25 August 2003

Agincourt and the 'V' Sign

Asleep just before six this morning; awake just before eight. This is demented. I'm not sure how I'm still moving. I appear to have reserves of stamina I have hitherto been unaware of.

 

A bird in the hand...
While examining the insides of my eyelids in the hours when even burglars sleep, I found my thoughts drifting to what may seem a rather unusual topic: the obscene 'V'-sign, traditionally used in Britain and Ireland instead of the middle-finger jerk, more common throughout the Western World.

There's a common belief that the 'V' gesture derives from 1415, when French knights at Agincourt had threatened to cut the first two fingers from the right hand of every captured English archer; the French were defeated, and supposedly the victorious English jeered and displayed their unmutilated hands.
It's an amusing story, and one which I keep being heard repeated as fact. I don't believe it for a minute.


Poppycock!
In the first place, I've never seen any evidence cited for the tale, and I have looked for it. Agincourt is exceptionally well-recorded by medieval chroniclers, yet not one medieval account of the battle records such behaviour by the English archers.
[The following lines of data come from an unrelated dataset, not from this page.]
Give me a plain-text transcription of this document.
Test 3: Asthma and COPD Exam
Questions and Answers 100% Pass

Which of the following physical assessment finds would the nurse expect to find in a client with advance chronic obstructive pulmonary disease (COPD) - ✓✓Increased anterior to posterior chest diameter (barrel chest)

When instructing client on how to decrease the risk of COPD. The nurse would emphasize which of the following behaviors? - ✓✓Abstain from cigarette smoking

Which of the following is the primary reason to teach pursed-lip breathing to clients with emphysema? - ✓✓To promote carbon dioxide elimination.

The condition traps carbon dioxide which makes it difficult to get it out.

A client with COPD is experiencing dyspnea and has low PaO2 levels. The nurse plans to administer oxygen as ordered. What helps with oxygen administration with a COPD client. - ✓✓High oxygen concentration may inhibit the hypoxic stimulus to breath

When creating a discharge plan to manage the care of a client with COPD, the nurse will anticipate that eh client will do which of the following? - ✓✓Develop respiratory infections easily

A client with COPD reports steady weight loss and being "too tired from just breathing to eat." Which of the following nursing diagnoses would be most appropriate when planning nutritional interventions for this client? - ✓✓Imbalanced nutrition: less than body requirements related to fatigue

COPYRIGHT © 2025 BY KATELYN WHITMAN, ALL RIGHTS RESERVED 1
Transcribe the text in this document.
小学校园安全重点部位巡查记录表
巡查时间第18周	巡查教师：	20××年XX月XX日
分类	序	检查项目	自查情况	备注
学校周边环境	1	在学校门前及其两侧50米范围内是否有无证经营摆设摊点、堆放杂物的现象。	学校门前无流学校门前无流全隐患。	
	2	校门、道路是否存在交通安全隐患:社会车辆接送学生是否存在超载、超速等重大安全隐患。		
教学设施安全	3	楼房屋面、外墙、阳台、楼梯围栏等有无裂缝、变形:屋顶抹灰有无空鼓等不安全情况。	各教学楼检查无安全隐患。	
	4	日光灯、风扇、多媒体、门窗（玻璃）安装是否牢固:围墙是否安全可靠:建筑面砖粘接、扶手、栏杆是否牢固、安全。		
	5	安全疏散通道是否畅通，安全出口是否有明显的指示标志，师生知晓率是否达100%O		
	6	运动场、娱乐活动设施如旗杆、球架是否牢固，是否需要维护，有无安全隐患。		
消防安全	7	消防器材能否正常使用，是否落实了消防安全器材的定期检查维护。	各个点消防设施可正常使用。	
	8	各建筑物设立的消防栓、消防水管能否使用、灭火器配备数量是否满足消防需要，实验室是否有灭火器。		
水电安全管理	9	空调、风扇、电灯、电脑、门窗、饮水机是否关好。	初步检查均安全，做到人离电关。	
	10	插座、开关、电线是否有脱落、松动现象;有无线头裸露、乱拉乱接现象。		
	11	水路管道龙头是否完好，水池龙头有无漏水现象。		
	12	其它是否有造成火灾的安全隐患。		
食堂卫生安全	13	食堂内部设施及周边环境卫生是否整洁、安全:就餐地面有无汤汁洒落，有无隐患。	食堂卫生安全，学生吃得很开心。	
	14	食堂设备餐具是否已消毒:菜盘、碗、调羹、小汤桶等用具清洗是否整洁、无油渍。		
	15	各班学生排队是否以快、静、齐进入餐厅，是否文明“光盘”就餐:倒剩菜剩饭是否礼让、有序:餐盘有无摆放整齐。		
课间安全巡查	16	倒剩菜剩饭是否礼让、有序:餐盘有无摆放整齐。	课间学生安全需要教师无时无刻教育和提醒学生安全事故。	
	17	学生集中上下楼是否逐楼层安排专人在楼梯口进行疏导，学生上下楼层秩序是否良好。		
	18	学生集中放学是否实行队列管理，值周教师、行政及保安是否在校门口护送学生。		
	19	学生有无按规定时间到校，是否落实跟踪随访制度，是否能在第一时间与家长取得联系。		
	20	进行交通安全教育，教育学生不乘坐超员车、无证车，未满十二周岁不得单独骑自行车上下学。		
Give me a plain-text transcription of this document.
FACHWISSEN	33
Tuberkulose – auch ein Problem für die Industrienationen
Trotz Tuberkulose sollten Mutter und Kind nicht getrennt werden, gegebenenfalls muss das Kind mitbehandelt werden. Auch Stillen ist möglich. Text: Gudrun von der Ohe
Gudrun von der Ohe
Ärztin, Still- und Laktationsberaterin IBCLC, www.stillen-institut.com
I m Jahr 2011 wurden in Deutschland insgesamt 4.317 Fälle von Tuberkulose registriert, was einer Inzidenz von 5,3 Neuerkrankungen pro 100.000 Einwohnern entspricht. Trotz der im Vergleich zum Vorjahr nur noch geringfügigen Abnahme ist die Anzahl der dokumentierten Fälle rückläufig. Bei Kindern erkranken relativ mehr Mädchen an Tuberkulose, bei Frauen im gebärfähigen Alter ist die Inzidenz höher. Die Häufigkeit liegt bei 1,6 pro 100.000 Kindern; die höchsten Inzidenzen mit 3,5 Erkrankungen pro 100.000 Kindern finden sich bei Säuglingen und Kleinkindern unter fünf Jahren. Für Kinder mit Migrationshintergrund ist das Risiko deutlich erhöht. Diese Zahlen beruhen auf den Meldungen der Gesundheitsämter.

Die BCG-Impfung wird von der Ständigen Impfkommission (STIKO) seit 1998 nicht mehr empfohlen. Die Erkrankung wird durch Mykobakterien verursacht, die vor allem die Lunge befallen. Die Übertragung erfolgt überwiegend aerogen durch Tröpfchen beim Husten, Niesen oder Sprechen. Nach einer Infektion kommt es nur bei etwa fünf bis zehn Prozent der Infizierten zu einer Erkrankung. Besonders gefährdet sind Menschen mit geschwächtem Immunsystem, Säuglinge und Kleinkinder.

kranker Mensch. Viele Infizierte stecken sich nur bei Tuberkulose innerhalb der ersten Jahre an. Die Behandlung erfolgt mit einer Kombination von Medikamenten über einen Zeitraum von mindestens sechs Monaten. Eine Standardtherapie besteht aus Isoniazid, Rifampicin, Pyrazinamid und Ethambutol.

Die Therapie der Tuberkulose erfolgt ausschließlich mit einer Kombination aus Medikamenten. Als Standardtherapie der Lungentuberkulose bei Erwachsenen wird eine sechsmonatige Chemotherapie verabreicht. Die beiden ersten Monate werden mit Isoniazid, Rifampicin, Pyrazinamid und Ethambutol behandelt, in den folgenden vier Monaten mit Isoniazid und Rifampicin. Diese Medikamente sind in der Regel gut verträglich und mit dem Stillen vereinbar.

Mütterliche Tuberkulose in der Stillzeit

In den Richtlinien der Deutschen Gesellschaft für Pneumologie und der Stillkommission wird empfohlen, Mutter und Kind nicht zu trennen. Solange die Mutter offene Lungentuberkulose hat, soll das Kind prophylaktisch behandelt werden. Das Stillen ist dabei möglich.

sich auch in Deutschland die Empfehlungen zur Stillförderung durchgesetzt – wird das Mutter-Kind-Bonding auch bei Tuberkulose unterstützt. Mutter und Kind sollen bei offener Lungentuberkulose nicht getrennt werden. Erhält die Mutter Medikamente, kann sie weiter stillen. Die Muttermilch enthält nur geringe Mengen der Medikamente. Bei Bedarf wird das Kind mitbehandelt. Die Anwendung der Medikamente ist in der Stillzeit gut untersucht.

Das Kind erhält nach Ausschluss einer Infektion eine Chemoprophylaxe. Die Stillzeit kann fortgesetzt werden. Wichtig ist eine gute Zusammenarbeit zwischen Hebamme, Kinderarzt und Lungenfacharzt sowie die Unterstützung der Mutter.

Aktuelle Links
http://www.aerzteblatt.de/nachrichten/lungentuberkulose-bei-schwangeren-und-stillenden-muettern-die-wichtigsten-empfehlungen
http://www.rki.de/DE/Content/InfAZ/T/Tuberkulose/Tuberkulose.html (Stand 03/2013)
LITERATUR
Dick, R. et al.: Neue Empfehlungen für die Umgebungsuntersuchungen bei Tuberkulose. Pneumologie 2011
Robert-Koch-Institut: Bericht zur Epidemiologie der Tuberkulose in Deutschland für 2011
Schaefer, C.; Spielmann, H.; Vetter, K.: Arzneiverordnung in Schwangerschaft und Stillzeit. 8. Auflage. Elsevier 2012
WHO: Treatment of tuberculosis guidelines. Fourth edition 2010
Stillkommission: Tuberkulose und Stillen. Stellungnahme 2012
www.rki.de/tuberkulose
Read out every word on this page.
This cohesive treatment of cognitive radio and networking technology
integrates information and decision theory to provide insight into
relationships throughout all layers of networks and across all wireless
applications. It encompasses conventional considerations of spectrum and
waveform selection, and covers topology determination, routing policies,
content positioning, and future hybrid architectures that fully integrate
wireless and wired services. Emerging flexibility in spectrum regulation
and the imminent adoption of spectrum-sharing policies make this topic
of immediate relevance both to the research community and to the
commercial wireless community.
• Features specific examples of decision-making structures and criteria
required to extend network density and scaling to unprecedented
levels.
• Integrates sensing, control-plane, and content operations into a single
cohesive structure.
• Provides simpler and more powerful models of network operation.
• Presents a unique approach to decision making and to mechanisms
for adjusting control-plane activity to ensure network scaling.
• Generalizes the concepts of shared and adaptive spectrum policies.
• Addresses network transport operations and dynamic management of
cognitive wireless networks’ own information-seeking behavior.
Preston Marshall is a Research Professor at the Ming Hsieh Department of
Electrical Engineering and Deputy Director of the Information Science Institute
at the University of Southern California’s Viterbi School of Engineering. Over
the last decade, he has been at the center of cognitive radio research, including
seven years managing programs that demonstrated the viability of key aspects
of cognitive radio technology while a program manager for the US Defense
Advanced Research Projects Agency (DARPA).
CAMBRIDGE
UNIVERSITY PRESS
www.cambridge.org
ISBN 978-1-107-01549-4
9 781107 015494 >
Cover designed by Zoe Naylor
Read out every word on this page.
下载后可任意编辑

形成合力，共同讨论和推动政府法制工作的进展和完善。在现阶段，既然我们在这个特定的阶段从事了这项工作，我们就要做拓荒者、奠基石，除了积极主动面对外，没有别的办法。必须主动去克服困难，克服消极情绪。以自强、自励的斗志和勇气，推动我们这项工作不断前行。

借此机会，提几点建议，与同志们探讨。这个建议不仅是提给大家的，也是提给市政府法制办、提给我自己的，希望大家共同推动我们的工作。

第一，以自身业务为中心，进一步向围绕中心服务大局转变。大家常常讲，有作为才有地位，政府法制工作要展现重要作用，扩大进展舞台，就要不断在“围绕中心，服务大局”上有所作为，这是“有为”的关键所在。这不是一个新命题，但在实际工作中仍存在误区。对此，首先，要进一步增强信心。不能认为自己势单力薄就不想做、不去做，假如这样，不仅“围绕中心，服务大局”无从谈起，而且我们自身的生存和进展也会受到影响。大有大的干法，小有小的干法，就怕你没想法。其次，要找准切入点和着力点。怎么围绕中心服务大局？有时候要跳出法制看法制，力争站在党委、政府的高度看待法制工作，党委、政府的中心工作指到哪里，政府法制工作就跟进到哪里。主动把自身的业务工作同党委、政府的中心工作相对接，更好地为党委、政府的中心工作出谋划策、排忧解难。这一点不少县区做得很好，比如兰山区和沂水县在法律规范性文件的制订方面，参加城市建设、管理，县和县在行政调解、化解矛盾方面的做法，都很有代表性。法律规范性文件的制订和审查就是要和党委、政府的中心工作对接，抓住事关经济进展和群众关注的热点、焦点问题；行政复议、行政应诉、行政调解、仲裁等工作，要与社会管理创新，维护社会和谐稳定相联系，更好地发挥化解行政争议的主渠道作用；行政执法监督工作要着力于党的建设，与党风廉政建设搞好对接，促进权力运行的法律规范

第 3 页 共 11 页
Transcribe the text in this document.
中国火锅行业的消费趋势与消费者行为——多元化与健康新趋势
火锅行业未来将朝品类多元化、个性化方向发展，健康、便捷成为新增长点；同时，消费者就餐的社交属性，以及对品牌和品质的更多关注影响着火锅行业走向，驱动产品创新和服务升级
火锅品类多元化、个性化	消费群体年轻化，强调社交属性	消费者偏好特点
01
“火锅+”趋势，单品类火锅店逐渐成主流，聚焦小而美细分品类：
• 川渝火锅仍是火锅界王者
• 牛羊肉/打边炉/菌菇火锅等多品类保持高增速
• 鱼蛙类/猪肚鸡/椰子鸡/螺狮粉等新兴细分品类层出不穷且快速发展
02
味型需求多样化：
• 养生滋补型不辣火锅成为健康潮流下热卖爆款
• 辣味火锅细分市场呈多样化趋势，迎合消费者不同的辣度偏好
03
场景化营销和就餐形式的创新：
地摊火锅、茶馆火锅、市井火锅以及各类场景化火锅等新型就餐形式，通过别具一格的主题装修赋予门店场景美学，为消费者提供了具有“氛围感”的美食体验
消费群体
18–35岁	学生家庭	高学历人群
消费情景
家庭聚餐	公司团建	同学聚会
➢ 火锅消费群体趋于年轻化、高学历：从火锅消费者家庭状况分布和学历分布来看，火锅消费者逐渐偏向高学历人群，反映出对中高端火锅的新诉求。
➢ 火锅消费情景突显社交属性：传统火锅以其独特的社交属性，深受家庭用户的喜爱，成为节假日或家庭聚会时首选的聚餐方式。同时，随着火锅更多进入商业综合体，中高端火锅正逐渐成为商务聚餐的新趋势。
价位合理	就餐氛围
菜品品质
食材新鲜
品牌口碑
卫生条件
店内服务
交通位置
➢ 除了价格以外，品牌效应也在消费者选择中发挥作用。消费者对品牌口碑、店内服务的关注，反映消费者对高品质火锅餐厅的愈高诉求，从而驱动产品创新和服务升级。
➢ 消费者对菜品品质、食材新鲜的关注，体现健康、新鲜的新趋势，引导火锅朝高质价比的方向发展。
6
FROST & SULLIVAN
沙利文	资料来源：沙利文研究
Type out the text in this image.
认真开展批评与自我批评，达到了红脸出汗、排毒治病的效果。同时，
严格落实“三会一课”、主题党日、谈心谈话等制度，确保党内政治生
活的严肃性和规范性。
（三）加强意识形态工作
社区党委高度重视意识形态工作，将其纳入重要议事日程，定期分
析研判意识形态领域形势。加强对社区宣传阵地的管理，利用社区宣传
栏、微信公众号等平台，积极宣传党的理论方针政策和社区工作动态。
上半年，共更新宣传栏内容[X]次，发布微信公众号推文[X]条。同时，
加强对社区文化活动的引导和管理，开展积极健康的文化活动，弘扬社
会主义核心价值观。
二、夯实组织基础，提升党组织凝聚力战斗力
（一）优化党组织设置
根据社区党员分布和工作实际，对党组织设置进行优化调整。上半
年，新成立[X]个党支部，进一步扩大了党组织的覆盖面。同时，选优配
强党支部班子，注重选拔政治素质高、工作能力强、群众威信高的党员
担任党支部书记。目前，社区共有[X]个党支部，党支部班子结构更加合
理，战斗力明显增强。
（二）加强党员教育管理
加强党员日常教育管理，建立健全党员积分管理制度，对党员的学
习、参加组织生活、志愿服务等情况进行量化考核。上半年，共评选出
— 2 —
Apparently Jean Froissart is the only medieval chronicler of the Hundred Years' War who mentions the English making insulting hand gestures to their French adversaries. I haven't been able to find the reference within his work, unfortunately, but since he appears to have died a decade or so before Agincourt, I think it can be safely assumed that he did not describe the English archers jeering at the French after the battle. For what it's worth, he doesn't even appear to have recorded such a detail with reference to the battles of Crecy or Poitiers, accounts of which are readily available online.

Even assuming that Froissart does indeed record English archers at some point jeering at French prisoners by displaying their unmutilated hands, this should not be taken as conclusive proof that such a thing actually happened. Firstly, Froissart was a talented writer but a poor historian, and much of what he wrote should be treated with a rather liberal handful of salt. Secondly, the cause of such behaviour was a supposed French threat that they would deprive every archer of the fingers he needed to string his bow; there is no evidence for such a threat ever having been made, and in truth it seems rather implausible.

Medieval warfare, while horrific, operated in accordance with generally accepted norms, and prisoners were very rarely killed; instead, they were captured and held for ransom. This practise helped to fund European warmaking throughout the Middle Ages. An archer without his fingers would have been militarily worthless, and not worth buying back. It seems unlikely that the French ever threatened the English as they are reputed to have done.


Origins?
But, let's assume that Froissart does refer, in however oblique a way, to English archers having brandished their fingers in a 'V'-sign towards captured French troops in the Hundred Years War. And let's assume that he's right. Does this mean that the modern 'V'-sign is derived from such an obscure event?

Not remotely.

There are no known illustrations of the 'V'-sign that predate 1913, when it appears in photographs. There also appear to be no literary references of the sign from before that date. There is no evidence to indicate any continuity in what may possibly have been a once-off jeering gesture in the Fourteenth Century and an obscene gesture which we have our first clear evidence for in the early Twentieth Century. Almost six centuries lie between the two pieces of evidence. To claim that there is a definite link would be ludicrous.

So where does the sign come from? Desmond Morris, in Peoplewatching, lists five possible origins, two of which look plausible.

One is that it is a modification of an insulting 'V'-sign once common in the Middle East, where the two forked fingers are jerked upwards against the gesturer's nose; this sign could easily have been adopted and corrupted by British troops who then brought it home.

Alternatively, it could be a looser version, possibly even an amplification, of an insulting gesture which existed in Britain before the Second World War. Back then, Britons would sometimes use a gesture almost identical to the middle-finger insult, but would reinforce that finger, effectively thickening it, by pressing the index finger against it. Over time, the fingers could have separated; if this is indeed what happened, the process had begun some time before 1913, which is the first case we know of the 'V'-sign being used.

There's no need to make up stupid national myths about this peculiarly British insult dating back to Agincourt.